1. This is an application under Section 520, Criminal P.C., made by the petitioner in reference to an order passed by the learned Chief Presidency Magistrate. The facts underlying the application are that the petitioner, a pensioner, made over his pension papers to the opposite party in connexion with negotiations for a loan to be made to him by the opposite party. The grant of the loan was followed by criminal proceedings against the petitioner who was alleged to have cheated his creditor in connexion with the advance of the money lent. These criminal proceedings ultimately resulted in the acquittal of the petitioner, but the pension papers which had been produced by the creditor as evidence in the criminal case appeared to have remained up to the present day in the custody of the Court. The petitioner applied to the Chief Presidency Magistrate under Section 517 of the Code to have the papers returned to him. The learned Magistrate was of opinion that the only order he could legally pass was that they should be returned to the party who produced them at the trial. Against that order, the present application has been made. Under Section 517 of the Code, the Court has jurisdiction to make such an order as it thinks fit, for the delivery to any person claiming to be entitled to possession of it any document produced in a proceeding. Any such order is subject to the revision of this Court, in virtue of Section 520 of the Code.

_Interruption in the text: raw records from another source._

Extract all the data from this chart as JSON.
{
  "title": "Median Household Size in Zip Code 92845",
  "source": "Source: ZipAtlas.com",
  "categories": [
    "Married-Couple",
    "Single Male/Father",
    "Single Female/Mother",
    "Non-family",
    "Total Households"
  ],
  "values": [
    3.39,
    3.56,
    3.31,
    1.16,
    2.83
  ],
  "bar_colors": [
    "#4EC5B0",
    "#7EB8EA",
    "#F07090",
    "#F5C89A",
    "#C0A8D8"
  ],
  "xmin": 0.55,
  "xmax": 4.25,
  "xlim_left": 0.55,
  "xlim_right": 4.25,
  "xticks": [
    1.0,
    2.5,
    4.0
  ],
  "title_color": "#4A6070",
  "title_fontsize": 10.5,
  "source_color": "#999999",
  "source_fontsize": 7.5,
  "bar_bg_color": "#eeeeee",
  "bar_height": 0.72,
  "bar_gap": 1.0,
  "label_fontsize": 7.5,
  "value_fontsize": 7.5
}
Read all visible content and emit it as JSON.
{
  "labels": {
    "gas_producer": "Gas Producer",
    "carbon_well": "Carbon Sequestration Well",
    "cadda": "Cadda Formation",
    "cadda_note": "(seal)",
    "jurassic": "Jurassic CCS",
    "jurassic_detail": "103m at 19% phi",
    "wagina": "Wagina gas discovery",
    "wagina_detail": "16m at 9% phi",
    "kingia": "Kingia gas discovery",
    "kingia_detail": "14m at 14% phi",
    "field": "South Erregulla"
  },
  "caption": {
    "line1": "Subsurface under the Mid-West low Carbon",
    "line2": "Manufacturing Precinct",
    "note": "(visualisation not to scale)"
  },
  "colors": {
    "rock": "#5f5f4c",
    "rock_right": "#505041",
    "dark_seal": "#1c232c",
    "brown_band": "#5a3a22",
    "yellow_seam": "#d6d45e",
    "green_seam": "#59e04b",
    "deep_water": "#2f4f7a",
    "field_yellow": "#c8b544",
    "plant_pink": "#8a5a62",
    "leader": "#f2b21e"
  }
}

2. In the present case we are dealing with a particular document, to wit, a pension paper or pension papers which have no value whatsoever to any person except the person entitled under them to draw the pension. Moreover, under the provisions of the Pension Act, the money which the petitioner alone is entitled to draw in virtue of those pension papers, is protected from seizure, attachment or sequestration by process of any Court in British India, at the instance of a creditor for any demand against the pensioner. It is perfectly true that in an ordinary case of property or documents with which the Court is called upon to deal, under the provisions of Section 517, the proper order to pass generally is that such property or such document should in the absence of a definite finding as to the ownership, be returned to the person with whom it was found. In the present case, however, there is a marked exception to the general rule. Here there can be no question that the only person entitled to the possession of the papers is the pensioner himself, and further the only person to whom they have any value whatsoever is the pensioner himself. In this state of affairs, the common sense view of the matter is that the petitioner should be allowed to regain possession of his own papers. We accordingly direct in modification of the order made by the learned Chief Presidency Magistrate, that the pension papers now said to be in the custody of the Court be returned to the petitioner in this application.
3. I agree. The learned Magistrate was not correct when he thought that he had no legal power to make an order in favour of the petitioner. The terms of Section 517, Criminal P.C., are plain enough. He however rightly lays down that ordinarily in a case where the accused is acquitted, any property before the Court will be returned to the person with whom it was found or who produced it. But this is not an ordinary case. The only person to whom the pension paper is of the slightest use is the petitioner. The complainant; cannot make a legitimate use of it and can only use it as a lever to extort money out of the petitioner; I am certainly not prepared to assist him to do that.